Namun, dia benar-benar tidak tahu bagaimana cara merendahkan hati dan meminta maaf pada seseorang.

Mina berpikir sejenak dan akhirnya mengambil inisiatif untuk memulai percakapan dan ini adalah pertama kalinya dia melakukannya dalam beberapa hari terakhir.

"Ada tamu penting yang akan datang sore ini. Aku akan pergi ke pusat perbelanjaan di kota untuk membeli beberapa barang."

Dia memperhatikan dengan seksama ekspresi Jeongyeon dan melihat telinganya berkedut ketika mendengar kata-katanya.

"Pusat perbelanjaan di kota?" Jeongyeon bergumam pelan lalu menoleh untuk menatap Mina dengan sedikit cahaya di matanya.

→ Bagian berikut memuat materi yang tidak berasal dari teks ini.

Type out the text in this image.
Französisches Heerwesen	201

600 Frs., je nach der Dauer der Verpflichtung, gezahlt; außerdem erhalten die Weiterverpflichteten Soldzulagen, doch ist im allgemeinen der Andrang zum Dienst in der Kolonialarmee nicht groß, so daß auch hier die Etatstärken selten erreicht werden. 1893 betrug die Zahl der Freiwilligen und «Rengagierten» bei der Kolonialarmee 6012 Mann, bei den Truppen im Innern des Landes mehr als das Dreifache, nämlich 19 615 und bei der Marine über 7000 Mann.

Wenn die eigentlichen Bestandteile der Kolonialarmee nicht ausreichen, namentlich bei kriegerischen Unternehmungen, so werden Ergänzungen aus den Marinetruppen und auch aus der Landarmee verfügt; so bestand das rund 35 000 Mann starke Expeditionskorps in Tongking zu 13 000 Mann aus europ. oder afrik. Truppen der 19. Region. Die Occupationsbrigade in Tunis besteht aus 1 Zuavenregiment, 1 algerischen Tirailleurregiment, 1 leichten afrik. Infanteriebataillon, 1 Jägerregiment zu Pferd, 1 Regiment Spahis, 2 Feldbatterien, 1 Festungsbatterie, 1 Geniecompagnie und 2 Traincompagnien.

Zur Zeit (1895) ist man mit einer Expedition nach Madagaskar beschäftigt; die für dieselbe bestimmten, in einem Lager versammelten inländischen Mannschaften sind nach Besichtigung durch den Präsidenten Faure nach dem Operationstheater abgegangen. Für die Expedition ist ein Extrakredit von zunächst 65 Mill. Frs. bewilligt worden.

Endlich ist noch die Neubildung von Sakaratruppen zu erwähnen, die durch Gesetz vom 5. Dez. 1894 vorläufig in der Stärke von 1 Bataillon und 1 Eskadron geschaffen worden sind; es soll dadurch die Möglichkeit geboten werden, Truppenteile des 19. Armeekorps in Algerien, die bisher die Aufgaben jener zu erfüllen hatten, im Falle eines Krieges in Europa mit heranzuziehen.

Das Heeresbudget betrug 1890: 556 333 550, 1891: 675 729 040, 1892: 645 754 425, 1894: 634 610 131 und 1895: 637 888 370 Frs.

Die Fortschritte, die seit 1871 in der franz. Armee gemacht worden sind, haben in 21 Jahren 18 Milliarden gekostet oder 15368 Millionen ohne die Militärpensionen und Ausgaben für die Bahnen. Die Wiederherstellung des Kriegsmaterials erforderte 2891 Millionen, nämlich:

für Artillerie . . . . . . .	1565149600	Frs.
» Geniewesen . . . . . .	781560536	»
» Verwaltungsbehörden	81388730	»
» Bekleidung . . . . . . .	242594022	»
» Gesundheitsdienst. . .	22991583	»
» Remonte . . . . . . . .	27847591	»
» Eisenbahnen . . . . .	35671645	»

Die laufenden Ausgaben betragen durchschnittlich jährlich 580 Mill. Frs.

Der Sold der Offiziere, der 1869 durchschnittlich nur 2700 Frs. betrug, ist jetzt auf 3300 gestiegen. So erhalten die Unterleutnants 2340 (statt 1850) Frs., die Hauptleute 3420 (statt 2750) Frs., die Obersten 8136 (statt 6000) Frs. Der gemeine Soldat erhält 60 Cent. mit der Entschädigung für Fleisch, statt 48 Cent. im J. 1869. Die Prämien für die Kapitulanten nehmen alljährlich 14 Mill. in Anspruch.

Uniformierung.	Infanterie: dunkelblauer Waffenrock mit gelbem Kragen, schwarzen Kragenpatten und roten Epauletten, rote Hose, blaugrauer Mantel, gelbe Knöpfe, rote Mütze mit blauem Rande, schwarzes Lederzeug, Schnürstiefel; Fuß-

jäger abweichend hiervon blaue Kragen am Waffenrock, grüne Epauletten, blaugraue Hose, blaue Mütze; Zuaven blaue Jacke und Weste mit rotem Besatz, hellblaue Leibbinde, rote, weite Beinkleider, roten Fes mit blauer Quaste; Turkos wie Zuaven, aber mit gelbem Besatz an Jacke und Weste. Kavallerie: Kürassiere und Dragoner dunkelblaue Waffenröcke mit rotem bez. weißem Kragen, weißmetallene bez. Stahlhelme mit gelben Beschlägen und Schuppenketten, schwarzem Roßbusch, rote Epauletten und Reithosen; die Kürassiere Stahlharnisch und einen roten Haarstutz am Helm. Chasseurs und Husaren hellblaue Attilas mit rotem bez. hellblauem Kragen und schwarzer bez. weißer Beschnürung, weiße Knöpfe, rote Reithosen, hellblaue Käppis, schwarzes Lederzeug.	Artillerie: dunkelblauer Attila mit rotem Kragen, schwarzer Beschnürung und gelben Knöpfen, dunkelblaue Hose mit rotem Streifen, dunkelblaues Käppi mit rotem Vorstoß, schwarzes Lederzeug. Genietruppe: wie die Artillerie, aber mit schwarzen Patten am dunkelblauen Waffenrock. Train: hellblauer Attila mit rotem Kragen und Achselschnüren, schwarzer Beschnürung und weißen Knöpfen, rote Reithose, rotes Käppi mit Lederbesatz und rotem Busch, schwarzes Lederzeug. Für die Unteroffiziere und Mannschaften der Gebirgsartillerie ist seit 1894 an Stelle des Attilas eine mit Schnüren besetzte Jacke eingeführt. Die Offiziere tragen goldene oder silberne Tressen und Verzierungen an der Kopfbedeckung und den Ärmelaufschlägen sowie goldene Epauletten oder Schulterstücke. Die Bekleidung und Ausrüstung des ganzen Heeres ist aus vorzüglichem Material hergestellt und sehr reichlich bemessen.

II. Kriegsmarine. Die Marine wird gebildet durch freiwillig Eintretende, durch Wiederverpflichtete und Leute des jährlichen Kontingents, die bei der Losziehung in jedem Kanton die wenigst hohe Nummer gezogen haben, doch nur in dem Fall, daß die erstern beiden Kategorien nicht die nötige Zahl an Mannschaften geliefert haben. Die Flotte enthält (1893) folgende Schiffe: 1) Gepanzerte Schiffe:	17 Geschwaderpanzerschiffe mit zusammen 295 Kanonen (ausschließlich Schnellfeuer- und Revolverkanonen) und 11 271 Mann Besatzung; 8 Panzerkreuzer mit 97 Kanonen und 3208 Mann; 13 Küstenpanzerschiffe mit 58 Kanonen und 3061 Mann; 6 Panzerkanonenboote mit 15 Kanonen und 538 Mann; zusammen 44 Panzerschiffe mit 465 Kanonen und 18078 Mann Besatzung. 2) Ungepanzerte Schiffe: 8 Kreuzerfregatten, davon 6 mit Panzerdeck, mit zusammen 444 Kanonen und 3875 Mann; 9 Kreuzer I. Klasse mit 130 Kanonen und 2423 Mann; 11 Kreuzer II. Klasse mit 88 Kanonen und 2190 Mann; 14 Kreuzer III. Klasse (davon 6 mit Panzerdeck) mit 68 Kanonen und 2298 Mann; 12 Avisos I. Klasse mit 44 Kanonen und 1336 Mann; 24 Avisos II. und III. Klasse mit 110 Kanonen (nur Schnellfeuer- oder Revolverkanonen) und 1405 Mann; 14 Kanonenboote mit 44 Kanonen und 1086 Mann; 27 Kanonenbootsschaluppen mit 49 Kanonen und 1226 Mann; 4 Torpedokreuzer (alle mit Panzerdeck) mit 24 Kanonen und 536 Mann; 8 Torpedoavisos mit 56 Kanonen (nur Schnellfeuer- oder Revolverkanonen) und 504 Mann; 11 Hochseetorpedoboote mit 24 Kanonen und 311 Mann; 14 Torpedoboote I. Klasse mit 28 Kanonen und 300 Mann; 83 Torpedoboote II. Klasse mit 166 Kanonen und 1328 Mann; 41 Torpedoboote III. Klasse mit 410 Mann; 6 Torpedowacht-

Namun, ketika dia mengingat prilaku Mina sebelumnya, dia langsung merengut dan bersikap acuh tak acuh, "Lalu, apa hubungannya denganku? Jika kau mau pergi, pergi saja. Tidak perlu melaporkannya padaku. Toh, kita tidak punya hubungan apa-apa."

Mendengar hal itu, Mina tidak marah atau pun tersinggung. Dia tahu Jeongyeon sedang berpura-pura dan dia tertawa dalam hatinya.

Pria ini bahkan tidak dapat menyembunyikan ketertarikan di matanya itu. Hanya dengan melihat ekspresinya, dia tahu bahwa Jeongyeon ingin ikut dengannya.

Mina merasa ini merupakan titik balik dimana hubungan antara keduanya bisa sedikit di longgarkan. Dia hanya perlu selangkah lagi untuk memancingnya naik ke permukaan.

Jadi, dia menyisir rambutnya dengan tangannya dan berbicara dengan lembut "Ada banyak barang yang ingin aku beli dan tidak nyaman untuk membawanya sendiri. Apa kau mau membantuku?"

Mina tidak pandai memberikan undangan secara proaktif dan hal itu membuatnya merasa sangat tidak nyaman, apalagi sekarang dia melakukannya pada Jeongyeon.

Tapi, jika dia tidak mengambil inisiatif akan sulit bagi mereka berdua untuk mengakhiri perang dingin ini.

Mina tampak tenang, tapi pikirannya kacau. Dia takut Jeongyeon akan menolaknya dan dia juga takut pihak lain mengatakan sesuatu yang akan membuat suasana menjadi semakin canggung.

"........"

Jeongyeon terdiam dan tampak sedang berpikir keras. Dia bertanya pada dirinya sendiri, apakah dia harus ikut atau tidak?